🤖 AI Summary
To address the excessive computational overhead of large-scale instance segmentation models on resource-constrained platforms (e.g., mobile devices), this paper proposes an efficient lightweighting framework. Our method introduces a multimodal bottleneck pixel decoder that fuses visual and linguistic features; incorporates a language-guided uncertainty calibration loss to enable accuracy-preserving, adaptive pruning of Transformer decoders; and adopts a unified training strategy to jointly optimize multimodal fusion, pruning, and uncertainty modeling. Experiments demonstrate that, with only one-third of the original training iterations, our approach reduces FLOPs of the pixel decoder and Transformer decoder by 55% and 75%, respectively, while maintaining state-of-the-art segmentation accuracy.
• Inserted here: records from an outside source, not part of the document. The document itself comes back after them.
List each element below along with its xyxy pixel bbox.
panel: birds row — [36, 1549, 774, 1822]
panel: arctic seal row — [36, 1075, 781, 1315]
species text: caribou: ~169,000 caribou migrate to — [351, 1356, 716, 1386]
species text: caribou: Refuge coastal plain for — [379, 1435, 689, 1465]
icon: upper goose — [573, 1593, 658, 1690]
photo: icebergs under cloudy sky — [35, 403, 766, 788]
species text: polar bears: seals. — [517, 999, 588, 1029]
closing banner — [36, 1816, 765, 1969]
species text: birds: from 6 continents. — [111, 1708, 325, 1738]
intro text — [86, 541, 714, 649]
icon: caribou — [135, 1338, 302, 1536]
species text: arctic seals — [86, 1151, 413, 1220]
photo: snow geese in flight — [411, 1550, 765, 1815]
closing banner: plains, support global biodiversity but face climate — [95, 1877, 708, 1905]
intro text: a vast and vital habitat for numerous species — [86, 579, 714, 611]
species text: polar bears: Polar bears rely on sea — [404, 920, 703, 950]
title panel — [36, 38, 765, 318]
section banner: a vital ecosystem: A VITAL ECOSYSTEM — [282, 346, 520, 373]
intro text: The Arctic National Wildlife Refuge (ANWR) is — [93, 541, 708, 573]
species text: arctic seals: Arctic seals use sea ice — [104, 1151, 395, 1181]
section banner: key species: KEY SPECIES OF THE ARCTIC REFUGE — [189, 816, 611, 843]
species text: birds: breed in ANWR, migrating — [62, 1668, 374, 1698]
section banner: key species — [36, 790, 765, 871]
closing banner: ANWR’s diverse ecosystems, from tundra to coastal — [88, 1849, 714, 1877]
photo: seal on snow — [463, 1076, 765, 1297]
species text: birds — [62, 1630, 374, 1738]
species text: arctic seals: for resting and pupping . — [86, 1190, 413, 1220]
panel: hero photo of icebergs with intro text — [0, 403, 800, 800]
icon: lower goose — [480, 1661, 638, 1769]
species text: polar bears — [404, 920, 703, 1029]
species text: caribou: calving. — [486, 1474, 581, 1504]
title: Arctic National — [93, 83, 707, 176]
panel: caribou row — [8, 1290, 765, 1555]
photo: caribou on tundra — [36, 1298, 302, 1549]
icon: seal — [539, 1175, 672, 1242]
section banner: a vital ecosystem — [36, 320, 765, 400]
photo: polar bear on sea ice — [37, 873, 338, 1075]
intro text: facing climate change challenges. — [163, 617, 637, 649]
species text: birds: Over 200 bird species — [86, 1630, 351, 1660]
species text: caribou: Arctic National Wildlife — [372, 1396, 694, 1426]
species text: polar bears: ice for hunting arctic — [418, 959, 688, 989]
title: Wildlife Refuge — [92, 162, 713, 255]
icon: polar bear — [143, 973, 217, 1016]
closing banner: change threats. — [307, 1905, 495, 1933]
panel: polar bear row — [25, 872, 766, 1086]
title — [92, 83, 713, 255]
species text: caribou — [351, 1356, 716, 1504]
This significantly enhances deployment efficiency and cross-platform generalization—from GPU servers to mobile devices—without compromising performance.
📝 Abstract
Scaling up model size and training data has advanced foundation models for instance-level perception, achieving state-of-the-art in-domain and zero-shot performance across object detection and segmentation. However, their high computational cost limits adoption on resource-constrained platforms. We first examine the limitations of existing architectures in enabling efficient edge deployment without compromising performance. We then introduce MOBIUS, a family of foundation models for universal instance segmentation, designed for Pareto-optimal downscaling to support deployment across devices ranging from high-end accelerators to mobile hardware. To reduce training and inference demands, we propose: (i) a bottleneck pixel decoder for efficient multi-scale and multi-modal fusion, (ii) a language-guided uncertainty calibration loss for adaptive decoder pruning, and (iii) a streamlined, unified training strategy. Unlike efficient baselines that trade accuracy for reduced complexity, MOBIUS reduces pixel and transformer decoder FLOPs by up to 55% and 75%, respectively, while maintaining state-of-the-art performance in just a third of the training iterations. MOBIUS establishes a new benchmark for efficient segmentation on both high-performance computing platforms and mobile devices.